Mereka berhak atas perlindungan hukum serta kepastian hukum yang berkeadilan,
sebagaimana ditegaskan dalam Lampiran II angka 127 Undang-Undang Nomor 12 Tahun
2011 tentang Pembentukan Peraturan Perundang-undangan, yang menggariskan
perlunya jaminan hak bagi pihak-pihak yang terdampak perubahan peraturan
perundang-undangan.
Jika melipir pada lapangan perspektif hukum yang lebih luas, terdapat asas lex favoreo yang berarti hukum yang memberikan perlindungan atau keberpihakan terhadap pihak tertentu agar tidak dirugikan, terutama ketika terjadi perubahan atau perbedaan tafsir dalam penerapan hukum. Dalam peraturan peralihan, asas ini menghindarkan pihak yang sudah memiliki hak sah agar tidak dirugikan oleh perubahan undang-undang. Secara maknawi asas ini mengisyaratkan bahwa hukum harus dipahami dan diterapkan dengan cara yang menguntungkan pihak yang lebih berhak, lebih lemah, atau yang sudah memperoleh kedudukan hukum yang sah, sehingga haknya tidak boleh dikesampingkan akibat perubahan regulasi atau kekakuan norma. Kurang lebih sama dengan asas lex mitior dalam hukum pidana yang mengidealkan bahwa jika ada perubahan undang-undang, maka digunakan aturan yang lebih ringan bagi terdakwa.
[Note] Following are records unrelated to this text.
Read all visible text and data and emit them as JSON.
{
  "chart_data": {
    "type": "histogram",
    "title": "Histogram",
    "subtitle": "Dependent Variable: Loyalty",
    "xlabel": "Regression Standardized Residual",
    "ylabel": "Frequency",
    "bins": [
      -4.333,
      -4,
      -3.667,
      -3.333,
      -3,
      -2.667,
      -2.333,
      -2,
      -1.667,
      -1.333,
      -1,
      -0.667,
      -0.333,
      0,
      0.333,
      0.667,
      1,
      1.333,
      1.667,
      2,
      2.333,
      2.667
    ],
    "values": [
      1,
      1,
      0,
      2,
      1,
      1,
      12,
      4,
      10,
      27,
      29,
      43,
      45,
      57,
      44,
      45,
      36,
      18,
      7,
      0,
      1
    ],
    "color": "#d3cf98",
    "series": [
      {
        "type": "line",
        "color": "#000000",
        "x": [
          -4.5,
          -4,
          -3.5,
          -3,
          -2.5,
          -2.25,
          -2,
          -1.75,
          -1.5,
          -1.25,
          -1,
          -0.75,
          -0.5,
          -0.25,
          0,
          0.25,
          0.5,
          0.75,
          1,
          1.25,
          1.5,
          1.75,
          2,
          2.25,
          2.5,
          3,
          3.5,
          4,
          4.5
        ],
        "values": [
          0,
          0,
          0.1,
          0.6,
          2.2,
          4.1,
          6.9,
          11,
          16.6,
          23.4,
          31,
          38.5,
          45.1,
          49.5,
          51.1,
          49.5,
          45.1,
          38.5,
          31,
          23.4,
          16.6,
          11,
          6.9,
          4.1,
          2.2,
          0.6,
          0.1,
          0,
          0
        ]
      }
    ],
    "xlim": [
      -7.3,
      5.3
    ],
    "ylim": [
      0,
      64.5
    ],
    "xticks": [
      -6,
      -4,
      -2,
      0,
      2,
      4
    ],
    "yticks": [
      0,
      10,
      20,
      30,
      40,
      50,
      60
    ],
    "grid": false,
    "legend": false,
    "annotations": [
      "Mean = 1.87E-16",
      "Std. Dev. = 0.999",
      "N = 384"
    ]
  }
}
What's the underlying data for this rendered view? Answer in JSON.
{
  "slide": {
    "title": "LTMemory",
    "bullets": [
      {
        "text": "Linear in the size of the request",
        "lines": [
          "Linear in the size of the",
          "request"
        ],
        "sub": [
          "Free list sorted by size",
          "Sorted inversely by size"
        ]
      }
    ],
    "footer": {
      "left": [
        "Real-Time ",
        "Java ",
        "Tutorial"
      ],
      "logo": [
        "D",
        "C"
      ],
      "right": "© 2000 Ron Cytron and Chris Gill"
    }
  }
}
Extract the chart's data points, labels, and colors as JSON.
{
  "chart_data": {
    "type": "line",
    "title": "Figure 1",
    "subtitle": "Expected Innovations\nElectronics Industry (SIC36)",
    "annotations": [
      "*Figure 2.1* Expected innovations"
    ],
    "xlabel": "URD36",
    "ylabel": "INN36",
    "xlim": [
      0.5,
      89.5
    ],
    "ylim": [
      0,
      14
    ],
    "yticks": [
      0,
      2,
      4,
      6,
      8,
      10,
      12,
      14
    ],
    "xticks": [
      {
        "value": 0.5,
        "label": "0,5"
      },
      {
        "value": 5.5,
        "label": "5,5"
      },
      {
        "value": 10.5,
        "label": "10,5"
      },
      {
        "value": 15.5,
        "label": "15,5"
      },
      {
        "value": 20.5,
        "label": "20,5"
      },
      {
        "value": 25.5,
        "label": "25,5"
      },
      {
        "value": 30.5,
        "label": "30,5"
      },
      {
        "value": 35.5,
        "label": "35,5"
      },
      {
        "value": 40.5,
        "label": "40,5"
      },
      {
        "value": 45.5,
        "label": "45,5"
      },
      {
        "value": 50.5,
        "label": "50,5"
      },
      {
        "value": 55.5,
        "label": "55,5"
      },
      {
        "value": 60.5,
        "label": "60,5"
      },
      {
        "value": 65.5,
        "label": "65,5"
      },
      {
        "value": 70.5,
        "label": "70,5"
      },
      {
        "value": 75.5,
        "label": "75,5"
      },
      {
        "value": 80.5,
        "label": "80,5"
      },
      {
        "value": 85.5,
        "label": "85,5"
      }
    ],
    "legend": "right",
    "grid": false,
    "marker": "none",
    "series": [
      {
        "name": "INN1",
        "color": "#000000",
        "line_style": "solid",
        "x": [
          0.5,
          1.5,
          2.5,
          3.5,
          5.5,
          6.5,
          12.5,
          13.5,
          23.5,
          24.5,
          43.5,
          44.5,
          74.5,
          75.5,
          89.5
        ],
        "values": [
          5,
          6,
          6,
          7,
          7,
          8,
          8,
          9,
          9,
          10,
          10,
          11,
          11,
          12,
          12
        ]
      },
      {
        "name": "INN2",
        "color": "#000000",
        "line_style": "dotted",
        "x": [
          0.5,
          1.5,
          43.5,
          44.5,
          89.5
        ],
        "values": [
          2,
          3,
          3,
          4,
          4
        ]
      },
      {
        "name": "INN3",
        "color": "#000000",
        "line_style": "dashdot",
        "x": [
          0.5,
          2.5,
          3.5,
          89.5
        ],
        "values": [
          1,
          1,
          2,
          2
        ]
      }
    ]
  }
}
Atas pertimbangan tersebut, tidak patut menurut hukum yang berkepastian dan berlandas pada keadilan serta prinsip jaminan human rights jika Bupati/Walikota atau pejabat yang ditunjuk menangguhkan atau bahkan tidak melantik Kades yang terpilih sebelum sahnya ration temporis keberlakuan UU Desa Baru atau Kades yang secara sah terpilih sebelum tanggal 1 November 2023. Tidak berhenti sampai disitu saja, Tanggal 1 November 2023 sangat penting dalam sketsa harmonisasi Pilkades belakangan waktu terkahir. Mengapa demikian? Akan dibahas pada sub selanjutnya.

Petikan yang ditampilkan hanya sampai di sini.